Ах, милая Шерли, я с нежностью думаю о тебе! Кажется, не проходит и часа, чтобы краткое, но бесконечно дорогое воспоминание о тебе не явилось мне. О эти чудесные мгновения… Ночь, когда мы сидели на траве в парке Трегор и считали звезды в ветвях деревьев; тот первый вечер в Спарроус-Пойнт, когда мы опоздали на последний поезд и нам пришлось идти пешком до Лэнгли. Помнишь тех лягушек, Шерл? А теплое апрельское воскресенье в лесу Атолби! Ах, Шерл, тебе не нужны те шесть записок! Позволь мне сохранить их у себя. Но помнить обо мне, милая, где бы ты ни была и что бы ни делала, будешь? Я всегда буду думать о тебе и сожалеть, что ты не встретила мужчину более достойного и здравомыслящего, чем я, хотел бы я и правду жениться на тебе и стать таким, каким ты желала меня видеть. До свидания, любимая. Возможно, я отплыву на Яву меньше чем через месяц. Если это случится и ты не будешь против, я отправлю тебе оттуда пару открыток (при условии, что они там есть).

Твой никчемный Артур».

Она сидела молча и в глухом отчаянии вертела в руках письмо. Его последнее послание. Другого уже не будет, в этом она не сомневалась.
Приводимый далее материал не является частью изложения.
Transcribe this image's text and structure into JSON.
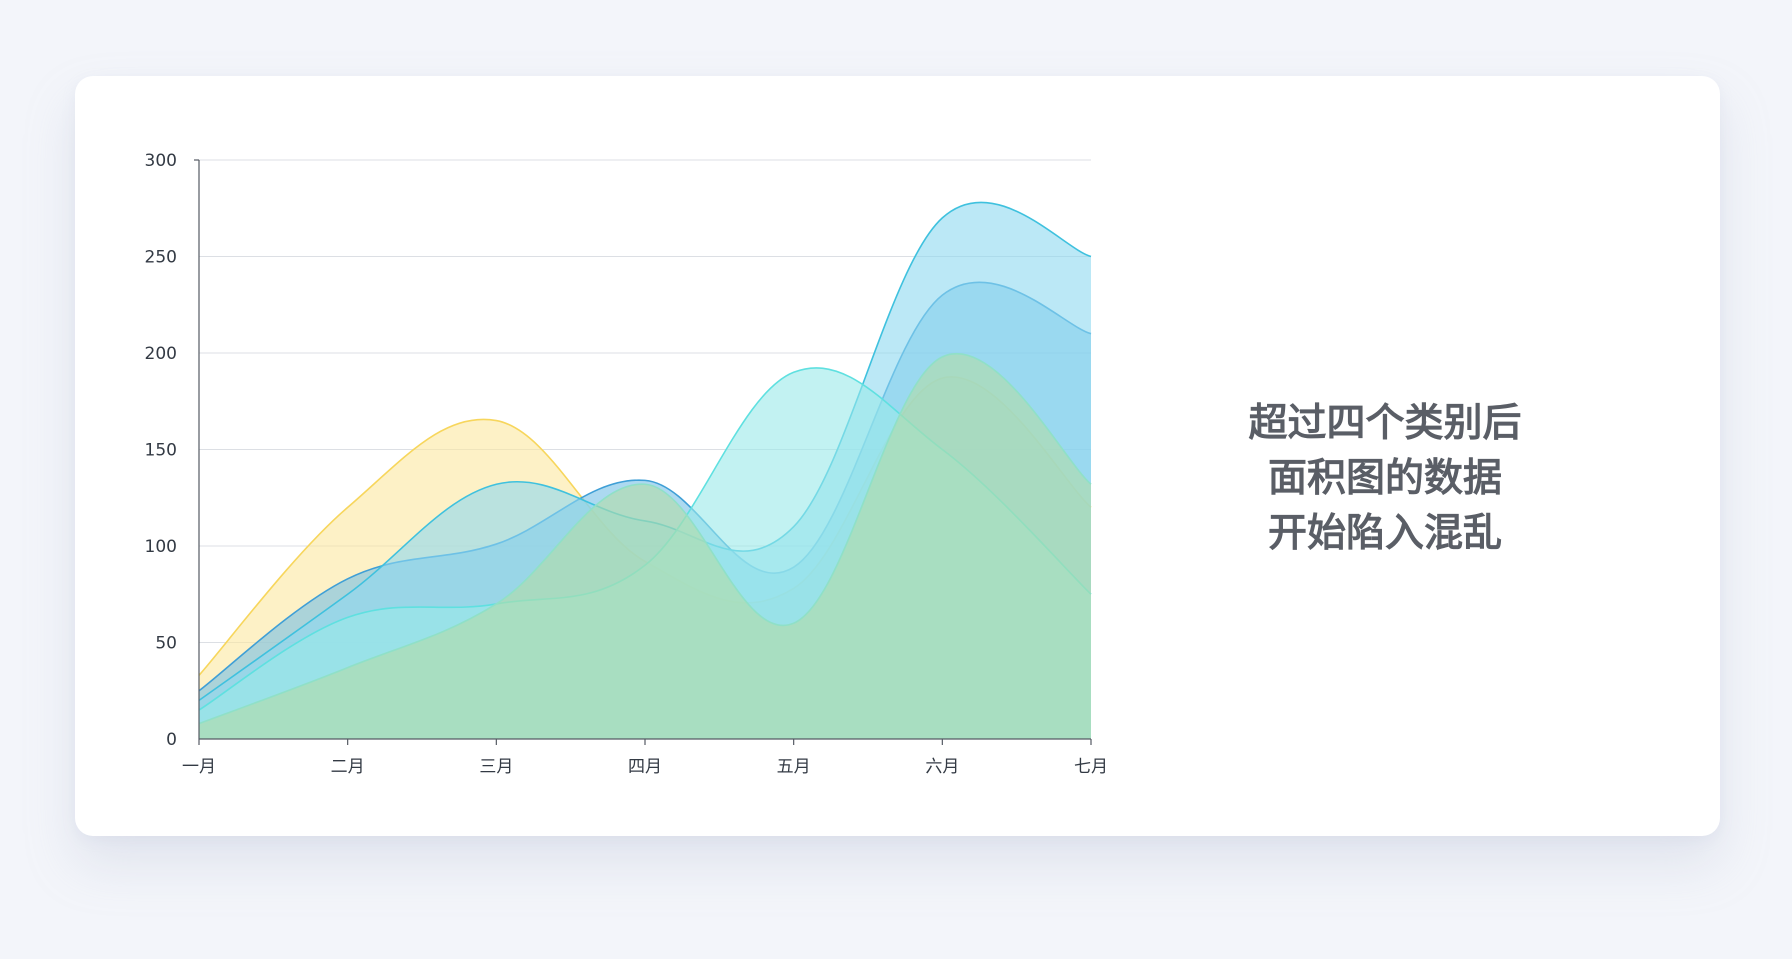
{
  "caption": {
    "lines": [
      "超过四个类别后",
      "面积图的数据",
      "开始陷入混乱"
    ]
  },
  "colors": {
    "background": "#f3f5fa",
    "card": "#ffffff",
    "caption": "#5a5e66"
  },
  "chart_data": {
    "type": "area",
    "categories": [
      "一月",
      "二月",
      "三月",
      "四月",
      "五月",
      "六月",
      "七月"
    ],
    "ylim": [
      0,
      300
    ],
    "yticks": [
      0,
      50,
      100,
      150,
      200,
      250,
      300
    ],
    "grid": true,
    "series": [
      {
        "values": [
          33,
          120,
          165,
          92,
          78,
          187,
          120
        ],
        "color": "#f7d65c",
        "fill": "#fbe8a0"
      },
      {
        "values": [
          25,
          83,
          101,
          134,
          89,
          230,
          210
        ],
        "color": "#3f9fd6",
        "fill": "#74c0e6"
      },
      {
        "values": [
          20,
          75,
          132,
          113,
          110,
          270,
          250
        ],
        "color": "#3fc1de",
        "fill": "#8ed8f0"
      },
      {
        "values": [
          15,
          63,
          70,
          90,
          190,
          150,
          75
        ],
        "color": "#5fe0e0",
        "fill": "#9aeaea"
      },
      {
        "values": [
          8,
          37,
          70,
          132,
          60,
          198,
          132
        ],
        "color": "#8fe0c8",
        "fill": "#b3dca6"
      }
    ]
  }
}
Артур уехал, теперь уже навсегда. Шерли один лишь раз написала ему: ничего не требовала, не умоляла, только попросила вернуть ее письма, – тогда и пришел этот нежный, но уклончивый ответ. Он не сказал ни слова о своем возможном возвращении, но захотел сохранить для себя ее письма в память о прошлом, о счастливых часах, проведенных вместе.

Счастливые часы! О да, да, да, то были счастливые часы!

И вот она сидит дома после целого дня работы и размышляет обо всем, что случилось за несколько коротких месяцев между его появлением и отъездом; теперь то время представлялось ей волшебным, сказочным вихрем красок и света, который, казалось, перенес ее в иной, неземной мир, но ныне, увы, волшебство рассеялось. В том мире было все, чего она желала: любовь, поэзия, радость, смех. Артур был таким веселым, беззаботным и своенравным, таким по-юношески романтичным, любил игры и не терпел однообразия, мог часами говорить обо всем на свете и чем только не занимался: задорно танцевал, насвистывал, недурно пел и музицировал, знал толк в карточной игре, показывал фокусы. В нем так остро чувствовалась незаурядность; всегда оживленный, приветливый, жизнерадостный, он держал себя вежливо и учтиво, но вместе с тем его раздражали тупость и косность, все скучное и пошлое, обычное для… Но тут Шерли оборвала свои мысли, не желая думать ни о ком, кроме Артура.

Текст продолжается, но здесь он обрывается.